次に、複数(基本的には2個)のLeaf Nodeをまとめた上で再度ハッシュ化を行います。このようにしてハッシュ化されたデータのことを「Branch Node」と呼びます。この作業を1個のハッシュ化されたデータになるまで繰り返します。最終的に作成される、1個のハッシュ化されたデータのことを「Root Hash」と呼びます。

このようにして作成したLeaf Node、Branch Node、Root Hashの集合体がMerkle Treesと呼ばれるデータ構造です。「Trees」という名称が付いているのは、Root HashからBranch Node、Leaf Nodeまでの形が木のようになっているためです。

Merkle Treesの利点のひとつとして、データ全体の整合性を保証できるということが挙げられます。これは、データの一部分が改ざんされた場合、Root Hash自体が変化するような構造となっているためです。これにより、Root Hashを確認するだけでデータ全体が改ざんされていないかどうかを確認することができます。このような利点から、EthereumだけでなくBitcoinなどの様々なブロックチェーンにMerkle Treesは利用されています。

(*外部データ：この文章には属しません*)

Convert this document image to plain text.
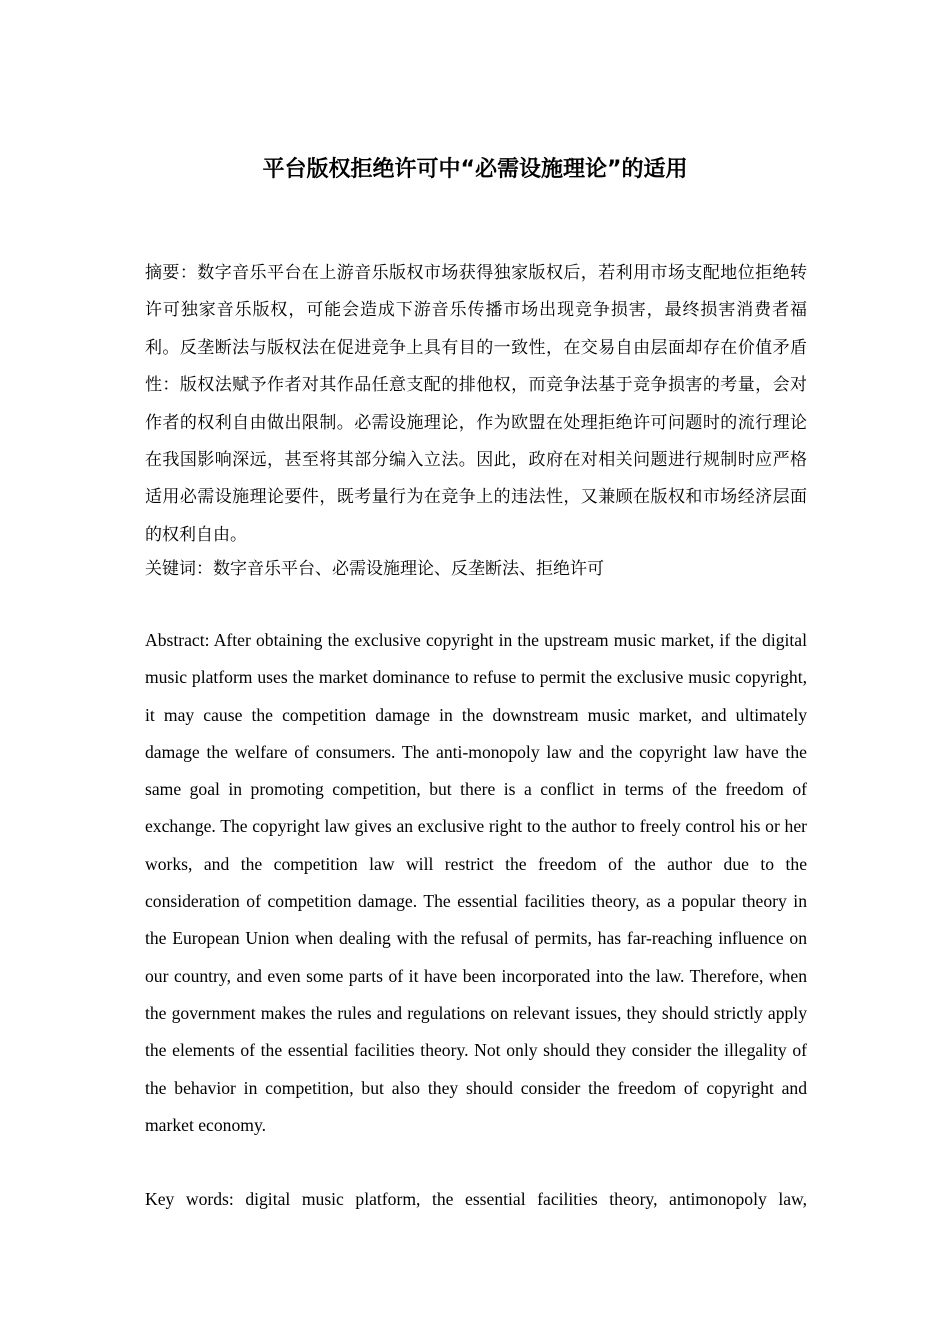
平台版权拒绝许可中“必需设施理论”的适用

摘要：数字音乐平台在上游音乐版权市场获得独家版权后，若利用市场支配地位拒绝转许可独家音乐版权，可能会造成下游音乐传播市场出现竞争损害，最终损害消费者福利。反垄断法与版权法在促进竞争上具有目的一致性，在交易自由层面却存在价值矛盾性：版权法赋予作者对其作品任意支配的排他权，而竞争法基于竞争损害的考量，会对作者的权利自由做出限制。必需设施理论，作为欧盟在处理拒绝许可问题时的流行理论在我国影响深远，甚至将其部分编入立法。因此，政府在对相关问题进行规制时应严格适用必需设施理论要件，既考量行为在竞争上的违法性，又兼顾在版权和市场经济层面的权利自由。

关键词：数字音乐平台、必需设施理论、反垄断法、拒绝许可

Abstract: After obtaining the exclusive copyright in the upstream music market, if the digital music platform uses the market dominance to refuse to permit the exclusive music copyright, it may cause the competition damage in the downstream music market, and ultimately damage the welfare of consumers. The anti-monopoly law and the copyright law have the same goal in promoting competition, but there is a conflict in terms of the freedom of exchange. The copyright law gives an exclusive right to the author to freely control his or her works, and the competition law will restrict the freedom of the author due to the consideration of competition damage. The essential facilities theory, as a popular theory in the European Union when dealing with the refusal of permits, has far-reaching influence on our country, and even some parts of it have been incorporated into the law. Therefore, when the government makes the rules and regulations on relevant issues, they should strictly apply the elements of the essential facilities theory. Not only should they consider the illegality of the behavior in competition, but also they should consider the freedom of copyright and market economy.

Key words: digital music platform, the essential facilities theory, antimonopoly law,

Ethereumに用いられている「Merkle Patricia Trie」は、Merkle Treesに用いられているLeaf Node、Branch Nodeの2種類のNodeに加えて「NULL」「Extension Node」という2種類のNodeを追加したものとなっています。また、Branch Nodeについては16個のNodeをまとめてハッシュ化するような仕様となっています。このような変更を加えることで、オリジナルのMerkle Treesよりも効率的にRoot HashからLeaf Nodeの検索を行うことができるようになっています。

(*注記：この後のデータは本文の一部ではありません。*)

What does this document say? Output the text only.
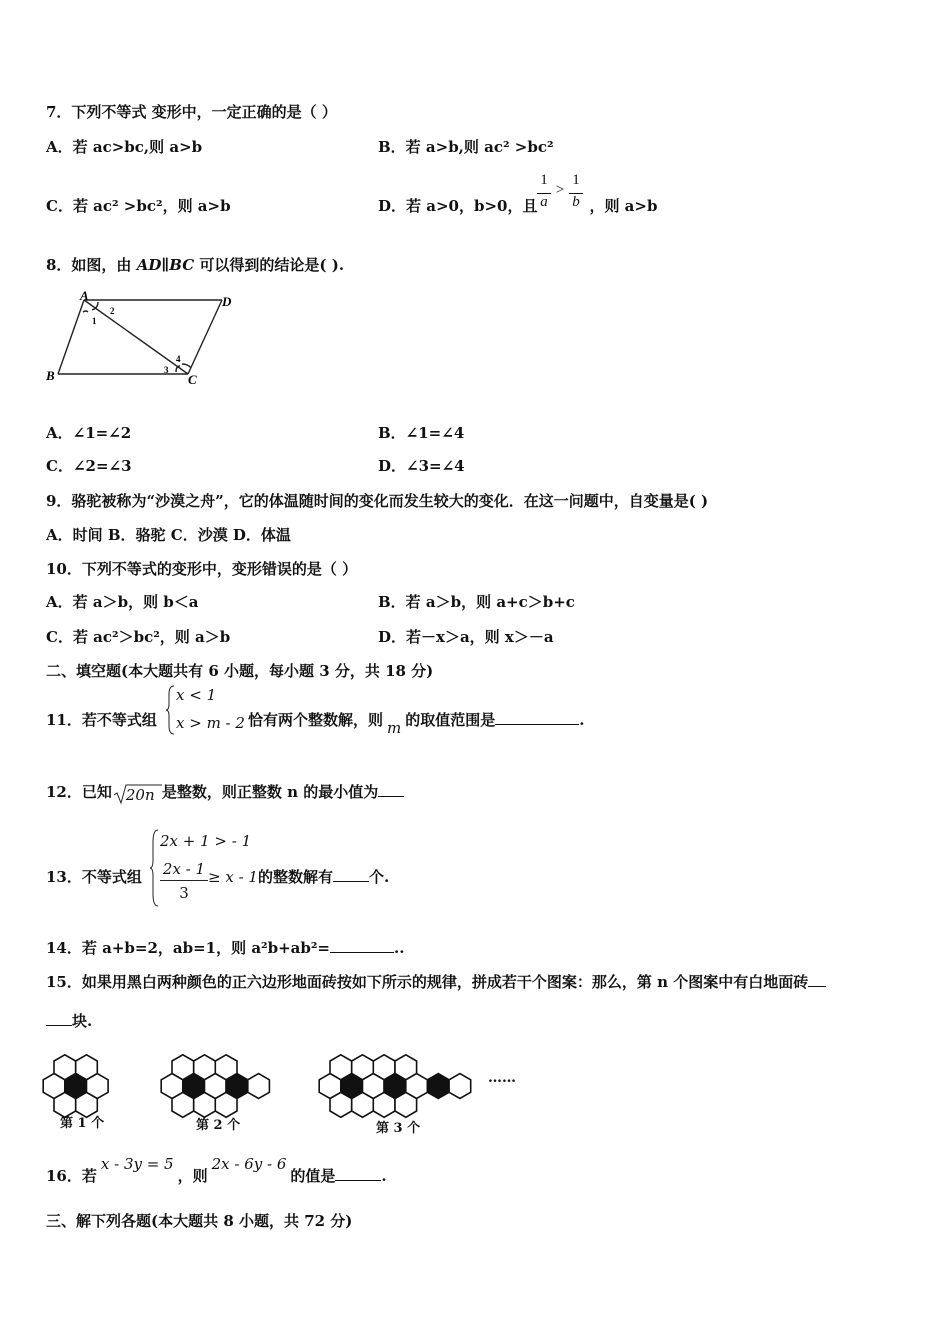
7．下列不等式 变形中，一定正确的是（ ）
A．若 ac>bc,则 a>b	B．若 a>b,则 ac² >bc²
C．若 ac² >bc²，则 a>b	D．若 a>0，b>0，且	，则 a>b
1
a
>
1
b
8．如图，由 AD∥BC 可以得到的结论是( ).
A	D
B	C
1
2
3
4
A．∠1=∠2	B．∠1=∠4
C．∠2=∠3	D．∠3=∠4
9．骆驼被称为“沙漠之舟”，它的体温随时间的变化而发生较大的变化．在这一问题中，自变量是( )
A．时间 B．骆驼 C．沙漠 D．体温
10．下列不等式的变形中，变形错误的是（ ）
A．若 a＞b，则 b＜a	B．若 a＞b，则 a+c＞b+c
C．若 ac²＞bc²，则 a＞b	D．若－x＞a，则 x＞－a
二、填空题(本大题共有 6 小题，每小题 3 分，共 18 分)
11．若不等式组
x < 1
x > m - 2 恰有两个整数解，则 m 的取值范围是	.
12．已知 20n 是整数，则正整数 n 的最小值为
13．不等式组
2x + 1 > - 1
2x - 1
3
≥ x - 1的整数解有 个.
14．若 a+b=2，ab=1，则 a²b+ab²=	..
15．如果用黑白两种颜色的正六边形地面砖按如下所示的规律，拼成若干个图案：那么，第 n 个图案中有白地面砖
块.
第 1 个	第 2 个	第 3 个
……
16．若x - 3y = 5，则2x - 6y - 6的值是	.
三、解下列各题(本大题共 8 小题，共 72 分)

Ethereumは合計で4つのMerkle Patricia Trieを利用しています。それぞれの名称と、保存されているデータは以下の通りです。

  • State Trie
  • Transaction Trie
    • トランザクションに関するデータ(送信元や送信先、ガス代など)が保存されたMerkle Patricia Trie
  • Receipts Trie
    • トランザクションの実行に関する詳細データ(イベントログや実行ステータスなど)が保存されたMerkle Patricia Trie
  • Storage Trie
    • スマートコントラクトのデータが保存されたMerkle Patricia Trie

ここまではMerkle Patricia Trieの仕組みや利点について解説してきましたが、Merkle Patricia Trieの持つ欠点についてはまだ紹介していませんでした。実は、この欠点がWeak statelessnessの実現を阻むものとなっています。

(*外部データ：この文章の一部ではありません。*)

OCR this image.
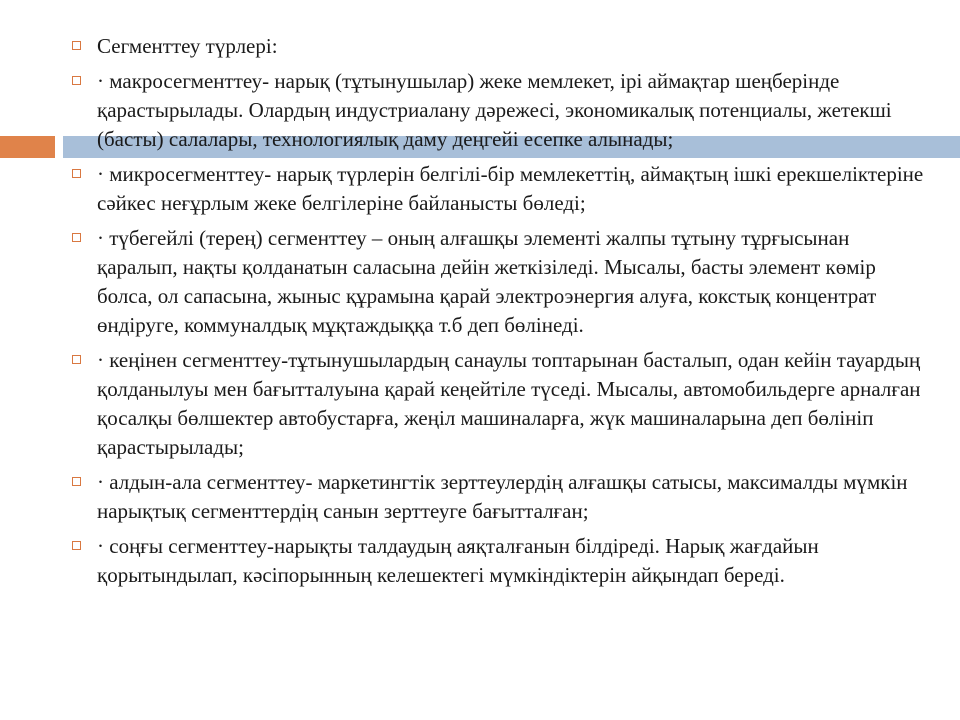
Сегменттеу түрлері:
· макросегменттеу- нарық (тұтынушылар) жеке мемлекет, ірі аймақтар шеңберінде қарастырылады. Олардың индустриалану дәрежесі, экономикалық потенциалы, жетекші (басты) салалары, технологиялық даму деңгейі есепке алынады;
· микросегменттеу- нарық түрлерін белгілі-бір мемлекеттің, аймақтың ішкі ерекшеліктеріне сәйкес неғұрлым жеке белгілеріне байланысты бөледі;
· түбегейлі (терең) сегменттеу – оның алғашқы элементі жалпы тұтыну тұрғысынан қаралып, нақты қолданатын саласына дейін жеткізіледі. Мысалы, басты элемент көмір болса, ол сапасына, жыныс құрамына қарай электроэнергия алуға, кокстық концентрат өндіруге, коммуналдық мұқтаждыққа т.б деп бөлінеді.
· кеңінен сегменттеу-тұтынушылардың санаулы топтарынан басталып, одан кейін тауардың қолданылуы мен бағытталуына қарай кеңейтіле түседі. Мысалы, автомобильдерге арналған қосалқы бөлшектер автобустарға, жеңіл машиналарға, жүк машиналарына деп бөлініп қарастырылады;
· алдын-ала сегменттеу- маркетингтік зерттеулердің алғашқы сатысы, максималды мүмкін нарықтық сегменттердің санын зерттеуге бағытталған;
· соңғы сегменттеу-нарықты талдаудың аяқталғанын білдіреді. Нарық жағдайын қорытындылап, кәсіпорынның келешектегі мүмкіндіктерін айқындап береді.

ブロック生成者以外のクライアントがステートを持たずに検証を行えるようにするWeak statelessnessを実現するためには、すべてのLeaf Nodeの検証に必要となる情報をブロック内に含めておく必要があります。

Leaf Nodeの検証に必要となる情報は、Merkle Treesにおいて「Proof」と呼ばれています。Proofには、Leaf NodeからRoot Hashに至るまでに使用したすべてのNodeが含まれます。

しかし前述したように、Merkle Patricia TrieはBranch Nodeで16個のNodeをまとめてハッシュ化するような仕様となっています。このため、1個のBranch Nodeあたり最大15個のNodeをProofに含める必要があり、ブロック内に含めることができないほどにProofのサイズが大きくなってしまうという欠点があります。

このような欠点から、Merkle Patricia TrieのままではProofをブロック内に含めることができないため、Weak statelessnessについても実現することができません

ここで必要となるのがVerkle Treesです。Leaf Nodeの検証に必要となる情報は、Verkle Treesにおいて「Witness」と呼ばれており、WitnessはProofよりもサイズが小さいことが特徴となっています。

今回はVerkle Treesを解説する前に、前提となるMerkle Patricia Trieの仕組みや利点、そして欠点について説明しました。次回はいよいよ最終回として、Verkle Treesの詳細について見ていきたいと思います。